🤖 AI Summary
Unsupervised skill discovery for high-degree-of-freedom agents faces dual challenges: exponential explosion of the exploration space and sparsity of semantic skill manifolds. To address this, we propose a semantics-guided latent space alignment framework that jointly leverages contrastive pretraining and directional clustering of reference trajectories on the unit hypersphere, yielding a semantically aligned skill representation space. This unified framework simultaneously enables skill discovery, imitation learning, and diverse behavior generation.
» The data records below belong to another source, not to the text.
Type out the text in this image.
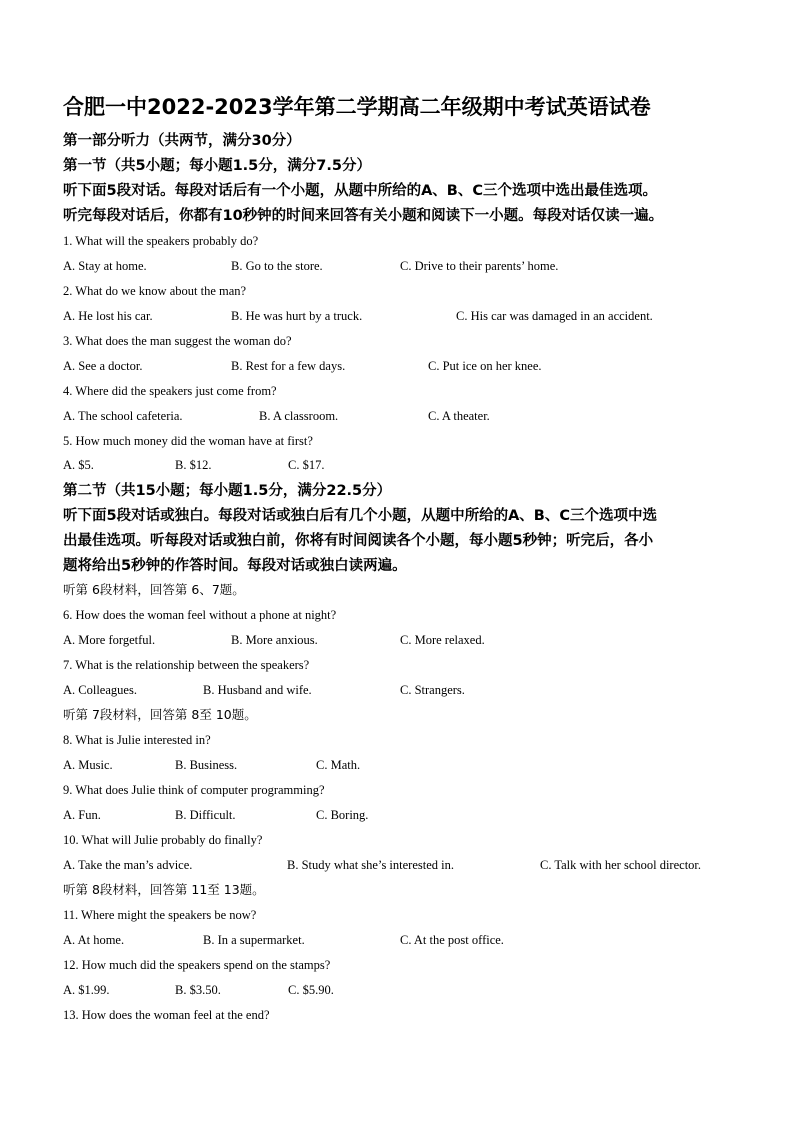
合肥一中2022-2023学年第二学期高二年级期中考试英语试卷
第一部分听力（共两节，满分30分）
第一节（共5小题；每小题1.5分，满分7.5分）
听下面5段对话。每段对话后有一个小题，从题中所给的A、B、C三个选项中选出最佳选项。
听完每段对话后，你都有10秒钟的时间来回答有关小题和阅读下一小题。每段对话仅读一遍。
1. What will the speakers probably do?
A. Stay at home.	B. Go to the store.	C. Drive to their parents’ home.
2. What do we know about the man?
A. He lost his car.	B. He was hurt by a truck.	C. His car was damaged in an accident.
3. What does the man suggest the woman do?
A. See a doctor.	B. Rest for a few days.	C. Put ice on her knee.
4. Where did the speakers just come from?
A. The school cafeteria.	B. A classroom.	C. A theater.
5. How much money did the woman have at first?
A. $5.	B. $12.	C. $17.
第二节（共15小题；每小题1.5分，满分22.5分）
听下面5段对话或独白。每段对话或独白后有几个小题，从题中所给的A、B、C三个选项中选
出最佳选项。听每段对话或独白前，你将有时间阅读各个小题，每小题5秒钟；听完后，各小
题将给出5秒钟的作答时间。每段对话或独白读两遍。
听第 6段材料，回答第 6、7题。
6. How does the woman feel without a phone at night?
A. More forgetful.	B. More anxious.	C. More relaxed.
7. What is the relationship between the speakers?
A. Colleagues.	B. Husband and wife.	C. Strangers.
听第 7段材料，回答第 8至 10题。
8. What is Julie interested in?
A. Music.	B. Business.	C. Math.
9. What does Julie think of computer programming?
A. Fun.	B. Difficult.	C. Boring.
10. What will Julie probably do finally?
A. Take the man’s advice.	B. Study what she’s interested in.	C. Talk with her school director.
听第 8段材料，回答第 11至 13题。
11. Where might the speakers be now?
A. At home.	B. In a supermarket.	C. At the post office.
12. How much did the speakers spend on the stamps?
A. $1.99.	B. $3.50.	C. $5.90.
13. How does the woman feel at the end?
Our method comprises four key components: (i) contrastive pretraining of observation-action representations; (ii) embedding of reference demonstration data; (iii) directional clustering in high-dimensional action space; and (iv) latent-variable policy control. Evaluated in a humanoid simulation environment with 359-dimensional observations and 69-dimensional actions, our approach autonomously discovers structured skills—including walking, running, and punching—without explicit supervision. In downstream imitation tasks, it significantly outperforms existing baselines.
📝 Abstract
Scaling unsupervised skill discovery algorithms to high-DoF agents remains challenging. As dimensionality increases, the exploration space grows exponentially, while the manifold of meaningful skills remains limited. Therefore, semantic meaningfulness becomes essential to effectively guide exploration in high-dimensional spaces. In this work, we present Reference-Grounded Skill Discovery (RGSD), a novel algorithm that grounds skill discovery in a semantically meaningful latent space using reference data. RGSD first performs contrastive pretraining to embed motions on a unit hypersphere, clustering each reference trajectory into a distinct direction. This grounding enables skill discovery to simultaneously involve both imitation of reference behaviors and the discovery of semantically related diverse behaviors. On a simulated SMPL humanoid with 359-D observations and 69-D actions, RGSD learns structured skills including walking, running, punching, and side stepping, and also discovers related novel behaviors. In downstream control tasks, RGSD outperforms imitation-based skill acquisition baselines. Our results suggest that lightweight reference-guided grounding offers a practical path to discovering semantically rich and structured skills in high-DoF systems.